In deze zaak, die voorligt bij het Gerechtshof 's-Hertogenbosch, gaat het om de verlenging van de ondertoezichtstelling en de machtiging tot uithuisplaatsing van een minderjarige, geboren in 2012. De ouders, die in hoger beroep zijn gekomen, hebben verzocht om de beschikking van de rechtbank Oost-Brabant van 2 augustus 2021 te vernietigen, waarin de ondertoezichtstelling en uithuisplaatsing van hun kind zijn verlengd. De ouders stellen dat de situatie inmiddels is verbeterd en dat er geen ontwikkelingsbedreiging meer is voor hun kind. De GI, Stichting Bureau Jeugdzorg Noord-Brabant, heeft echter verweer gevoerd en stelt dat de ontwikkeling van de minderjarige nog steeds bedreigd wordt en dat de ouders niet voldoen aan de voorwaarden voor een perspectiefonderzoek.

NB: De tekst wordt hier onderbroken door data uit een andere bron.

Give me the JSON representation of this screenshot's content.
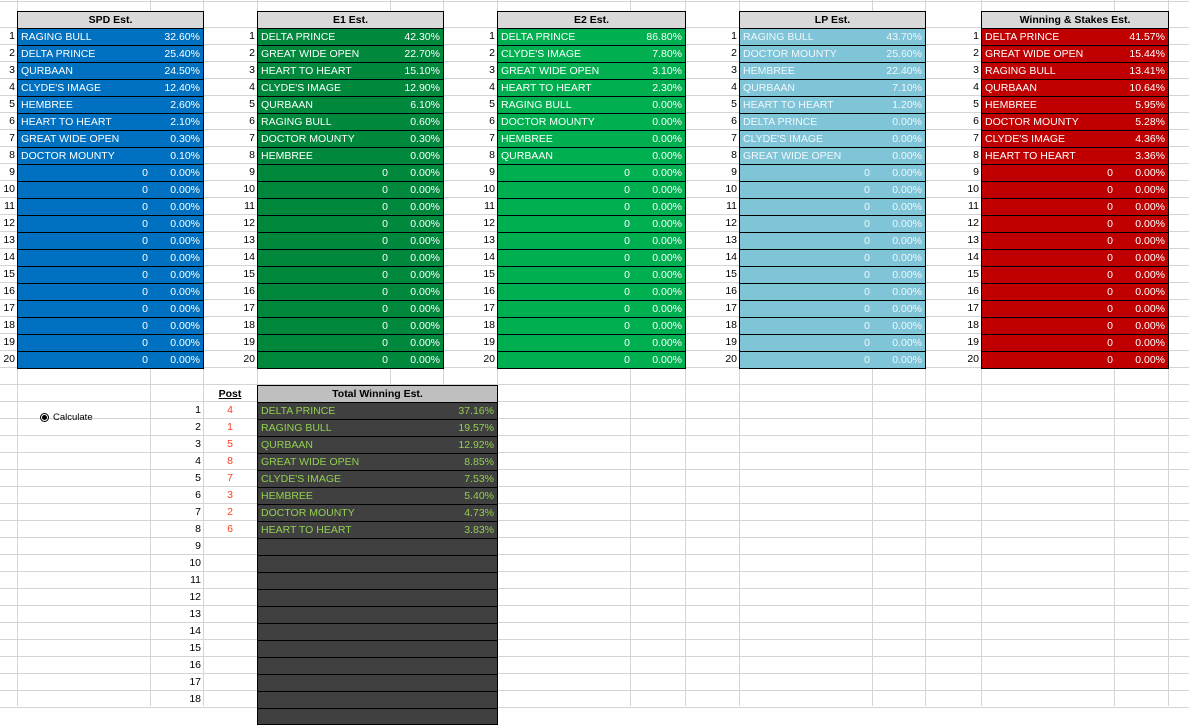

Tijdens de mondelinge behandeling op 6 januari 2022 zijn de ouders en de GI gehoord. De pleegmoeder, bij wie de minderjarige momenteel verblijft, is niet verschenen. Het hof heeft kennisgenomen van eerdere stukken, waaronder het proces-verbaal van de mondelinge behandeling in eerste aanleg. Het hof overweegt dat de minderjarige sinds 2019 onder toezicht staat van de GI en dat de uithuisplaatsing is verlengd. De ouders hebben hun situatie verbeterd, maar het hof is van oordeel dat de ontwikkeling van de minderjarige nog steeds ernstig wordt bedreigd. De pleegmoeder biedt de noodzakelijke structuur en duidelijkheid die de minderjarige nodig heeft.
Het hof concludeert dat de wettelijke vereisten voor verlenging van de ondertoezichtstelling en de machtiging tot uithuisplaatsing zijn voldaan. De ouders hebben onvoldoende aangetoond dat de situatie zodanig is verbeterd dat een terugplaatsing van de minderjarige op korte termijn mogelijk is. Het hof bekrachtigt daarom de beschikking van de rechtbank en wijst het verzoek van de ouders af.